Lynching and Spectacle: Witnessing Racial Violence in America, 1890–1940, by Amy Louise Wood (349 pages, March 2009), attempts to explain the complex cultural forces that enabled southern whites to accept lynching as a dramatization and reinforcement of their perceived racial supremacy. Wood notes that photos of lynching incidents were widely circulated in the South as postcards and served to both normalize the brutality of the event and extend the spectacle to a wider, sympathetic audience. However, by the 1930s the same images were used by the NAACP and other antilynching groups as evidence of the casual atrocity of southern racism. Wood also examines the shift in cinematic depictions of lynchings from Birth of a Nation (1915) to Fury (1936). $39.95. University of North Carolina. 978-0-8078-3254-7.

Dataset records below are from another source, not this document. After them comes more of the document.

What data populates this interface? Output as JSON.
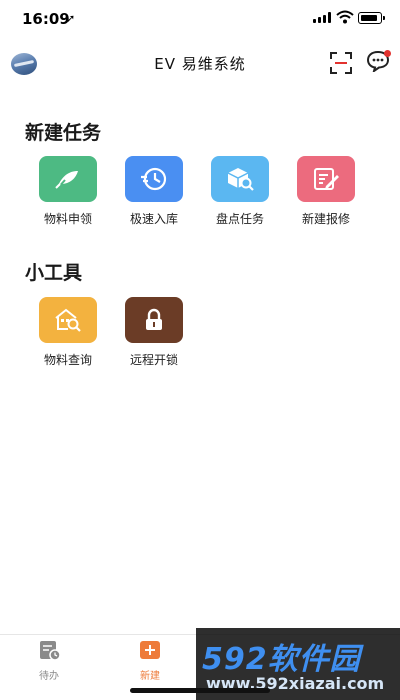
{
  "status_bar": {
    "time": "16:09",
    "location_arrow": "➚"
  },
  "header": {
    "title": "EV 易维系统"
  },
  "sections": [
    {
      "title": "新建任务",
      "items": [
        {
          "label": "物料申领",
          "icon": "leaf-pen-icon",
          "color": "#4dba83"
        },
        {
          "label": "极速入库",
          "icon": "fast-clock-icon",
          "color": "#4a8ff2"
        },
        {
          "label": "盘点任务",
          "icon": "box-search-icon",
          "color": "#5bb7f1"
        },
        {
          "label": "新建报修",
          "icon": "edit-form-icon",
          "color": "#ec6b7e"
        }
      ]
    },
    {
      "title": "小工具",
      "items": [
        {
          "label": "物料查询",
          "icon": "house-search-icon",
          "color": "#f3b23f"
        },
        {
          "label": "远程开锁",
          "icon": "lock-icon",
          "color": "#6b3c26"
        }
      ]
    }
  ],
  "tab_bar": {
    "items": [
      {
        "label": "待办",
        "icon": "todo-icon",
        "color": "#8a8a8a"
      },
      {
        "label": "新建",
        "icon": "new-plus-icon",
        "color": "#ee7b3a"
      }
    ]
  },
  "watermark": {
    "big": "592软件园",
    "small": "www.592xiazai.com"
  }
}
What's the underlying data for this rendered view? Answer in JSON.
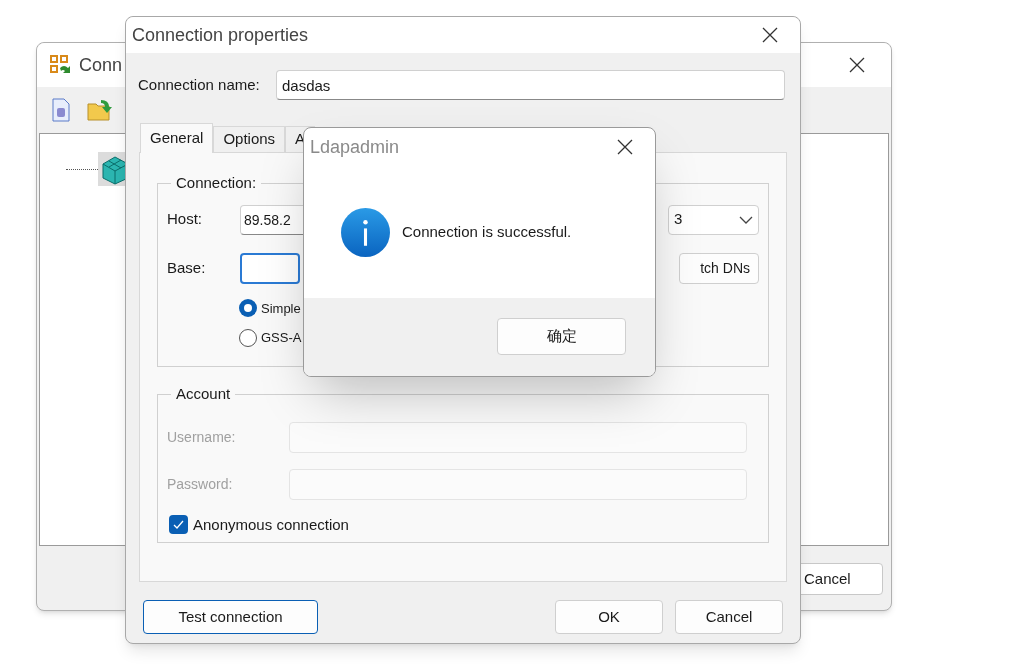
{
  "background_window": {
    "title": "Conn",
    "buttons": [
      "Cancel"
    ]
  },
  "properties_window": {
    "title": "Connection properties",
    "connection_name": {
      "label": "Connection name:",
      "value": "dasdas"
    },
    "tabs": [
      {
        "label": "General",
        "selected": true
      },
      {
        "label": "Options",
        "selected": false
      },
      {
        "label": "A",
        "selected": false
      }
    ],
    "connection_group": {
      "title": "Connection:",
      "host": {
        "label": "Host:",
        "value": "89.58.2"
      },
      "version": {
        "value": "3"
      },
      "base": {
        "label": "Base:",
        "focused": true
      },
      "fetch_button": "tch DNs",
      "auth": [
        {
          "label": "Simple",
          "selected": true
        },
        {
          "label": "GSS-A",
          "selected": false
        }
      ]
    },
    "account_group": {
      "title": "Account",
      "disabled": true,
      "fields": [
        {
          "label": "Username:"
        },
        {
          "label": "Password:"
        }
      ],
      "anonymous": {
        "label": "Anonymous connection",
        "checked": true
      }
    },
    "buttons": [
      {
        "label": "Test connection",
        "default": true
      },
      {
        "label": "OK",
        "default": false
      },
      {
        "label": "Cancel",
        "default": false
      }
    ]
  },
  "message_box": {
    "title": "Ldapadmin",
    "message": "Connection is successful.",
    "button": "确定"
  }
}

Taming the Land: The Lost Postcard Photographs of the Texas High Plains, by John Miller Morris (220 pages, April 2009), is the first in a projected series of volumes on real-photo postcards that uniquely characterize life and society in West Texas from 1906 to 1937. Morris pieces together biographies of the traveling professionals and town photographers who captured and marketed these images during the great land boom in the Texas Panhandle, when huge cattle ranches were being replaced by small towns and wheat farms. The photos are reproduced larger than their original size, allowing Morris to comment on subtle details in each photo. $45.00. Texas A&M University. 978-1-60344-037-2.
Tippecanoe and Tyler Too, by Jan R. Van Meter (334 pages, November 2008), details the origins of 57 famous catchphrases in American history, such as James Otis’s “No taxation without representation” and Dr. Martin Luther King Jr.’s “I have a dream.” Although reference librarians can easily locate the sources for most of these in a quotation dictionary, Van Meter provides extensive background on their origin and significance. Each is emblematic of the prevailing values and viewpoints held during a particular phase or turning point in American history. $22.50. University of Chicago. 978-0-226-84968-3.